Nachruf Adios und Gracias für den «menschlichsten aller Götter»

Von Nicolas Barman

27.11.2020

Porträt des argentinischen Fussballspielers Diego Maradona von 1983.
Porträt des argentinischen Fussballspielers Diego Maradona von 1983.
Bild: Getty

Der Schock ist heftig und die Traurigkeit sitzt tief. Der Tod von Diego Armando Maradona hat Argentinien und die Welt des Fussballs in Aufruhr gebracht. Es fehlen die Worte, um sich ein letztes Mal zu verabschieden. Seine Geschichte hat nie ein Ende gehabt. 

«Gordo (Anm.d.Red: spanischer Kosename für Dickerchen), Diego ist tot!» Am späten Mittwochnachmittag dreht dieser unwirkliche Satz aus dem Mund meiner Frau eine Schleife in meinem Kopf. Für ein paar Sekunden weiss ich nicht, was in sie gefahren ist, so etwas zu glauben ... Wie oft haben sie seinen Tod schon verkündet? Diego schaffte es immer wieder aufzustehen. Auch Hunderte üble Tacklings konnten ihm nichts anhaben, und die Bahre wird ihn auch heute nicht für immer vom Spielfeld nehmen. «Doch Gordo, Diego ist wirklich gestorben.»

Über den Autor
Bild: blue News

Nicolas Barman ist Redaktionsleiter unserer Kollegen in der Romandie – und leidenschaftlicher Maradona-Fan. Seine Frau ist Argentinierin.

Dieser traurige, bestimmte Ton lässt meine Blindheit plötzlich verschwinden. Die Realität holt mich ein. Mein Idol ist weg. Meine Beine sind abgeschnitten. Eine tiefe Leere herrscht. Da ich das Glück hatte, in Argentinien zu leben, kann ich mir die Bestürzung dort vorstellen. Von Mexiko über Neapel bis Buenos Aires sammelten sich die Emotionen, die mir dieses Fussballgenie vermittelt hat, in meinem Herzen.

Von den Plakaten in meinem Kindheitsschlafzimmer bis zu meinem ersten «Buitoni»-Trikot mit der Nummer 10 bis hin zu dieser unerwarteten Gelegenheit, ihn zu treffen und ein paar Worte zu sagen. Für ihn waren sie nicht bedeutsam – für mich aber waren sie heilig.

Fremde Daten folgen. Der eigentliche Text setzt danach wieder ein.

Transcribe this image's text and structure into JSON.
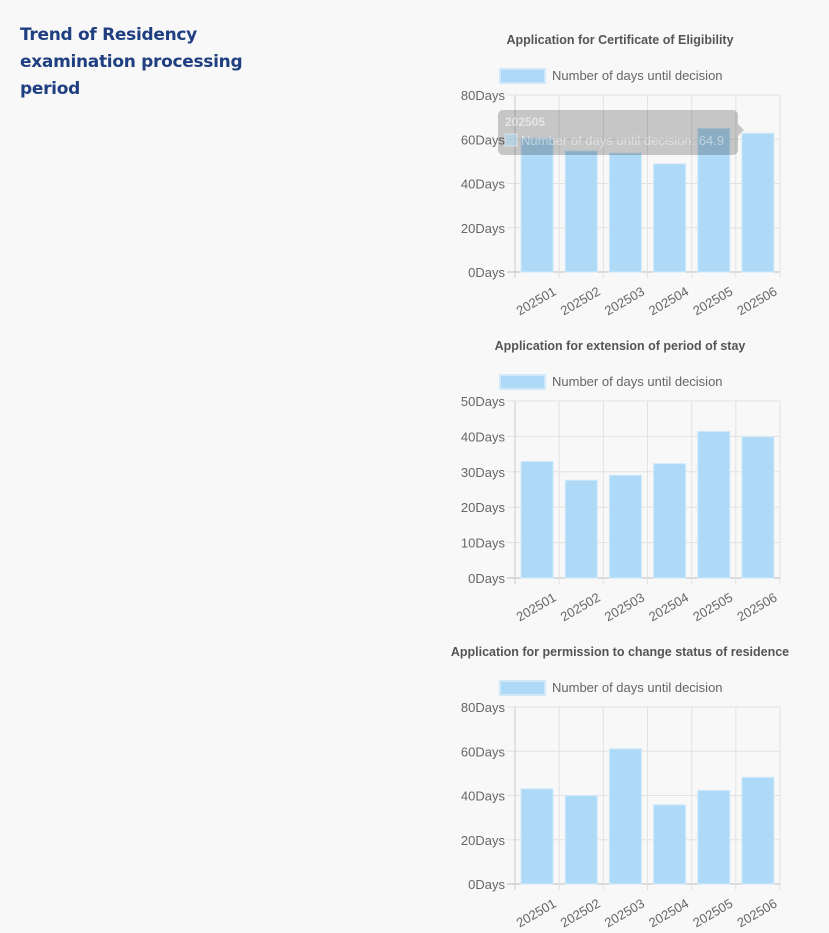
{
  "page": {
    "title": "Trend of Residency examination processing period"
  },
  "colors": {
    "bar_fill": "#aedaf7",
    "bar_border": "#cfe9fb",
    "title": "#1f3f80",
    "grid": "#e2e2e2",
    "axis_text": "#666666"
  },
  "chart_data": [
    {
      "type": "bar",
      "title": "Application for Certificate of Eligibility",
      "legend": "Number of days until decision",
      "legend_position": "top",
      "categories": [
        "202501",
        "202502",
        "202503",
        "202504",
        "202505",
        "202506"
      ],
      "series": [
        {
          "name": "Number of days until decision",
          "values": [
            60.5,
            54.7,
            53.7,
            48.9,
            64.9,
            62.7
          ]
        }
      ],
      "ylim": [
        0,
        80
      ],
      "yticks": [
        "0Days",
        "20Days",
        "40Days",
        "60Days",
        "80Days"
      ],
      "grid": true,
      "tooltip": {
        "title": "202505",
        "label": "Number of days until decision: 64.9"
      }
    },
    {
      "type": "bar",
      "title": "Application for extension of period of stay",
      "legend": "Number of days until decision",
      "legend_position": "top",
      "categories": [
        "202501",
        "202502",
        "202503",
        "202504",
        "202505",
        "202506"
      ],
      "series": [
        {
          "name": "Number of days until decision",
          "values": [
            32.9,
            27.6,
            29.0,
            32.3,
            41.4,
            39.9
          ]
        }
      ],
      "ylim": [
        0,
        50
      ],
      "yticks": [
        "0Days",
        "10Days",
        "20Days",
        "30Days",
        "40Days",
        "50Days"
      ],
      "grid": true
    },
    {
      "type": "bar",
      "title": "Application for permission to change status of residence",
      "legend": "Number of days until decision",
      "legend_position": "top",
      "categories": [
        "202501",
        "202502",
        "202503",
        "202504",
        "202505",
        "202506"
      ],
      "series": [
        {
          "name": "Number of days until decision",
          "values": [
            43.0,
            39.9,
            61.1,
            35.8,
            42.3,
            48.2
          ]
        }
      ],
      "ylim": [
        0,
        80
      ],
      "yticks": [
        "0Days",
        "20Days",
        "40Days",
        "60Days",
        "80Days"
      ],
      "grid": true
    }
  ]
}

Es kommt alles an die Oberfläche. Es heisst, die Liebe treibt einen in den Wahnsinn. So ist es auch mit der Leidenschaft. Was ist dann mit seinem Privatleben, könnte man fragen? Ich bin nicht hier, um das zu beurteilen. Wer bin ich, um mir ein Urteil darüber anzumassen. Wer sind wir, dass wir das tun? Am Ende geht das nur ihn etwas an. Warum sollte ich mich mit dem Leben von «D10S» beschäftigen, anstatt darüber nachzudenken, was er mir gebracht hat? Für mich gilt: Wer Fussball liebt, liebt Diego. Es ist unzertrennlich.

Was den Rest betrifft: «Ich habe Fehler gemacht, und ich habe dafür bezahlt, aber der Ball wird nicht schmutzig», erklärte Maradona einst in seiner Heimstätte Bombonera. Und wie Eduardo Galeano so gut beschrieb, machen Diegos Genie und seine dunkle Seite ihn «zum menschlichsten aller Götter».

«Pelusa» hat uns nun ein unauslöschliches Vermächtnis hinterlassen. Seine unberechenbaren Geniestreiche, seine verrückten Dribblings, seine Hingabe und Liebe zum Trikot haben das Wesen des Fussballs verstärkt. Eine Lektion für die Jugendlichen von heute, die nie vergessen sollten, dass der Sport auf Emotionen, Freude, Spass und Vergnügen beruht. Ohne dass dabei vergessen geht, was im Leben alles möglich ist.

Apropos: Kennen Sie die Geschichte des kleinen Jungen aus dem Elendsviertel Villa Fiorito im Vorort von Buenos Aires, der für nicht viel bestimmt war und am Ende zum Zentrum des Universums wird?
Danke, dass du mir so viel Freude und Glück bereitet hast. Ruhe in Frieden, du Ausserirdischer, du hast es dir verdient! Adios und ... Viva Diego!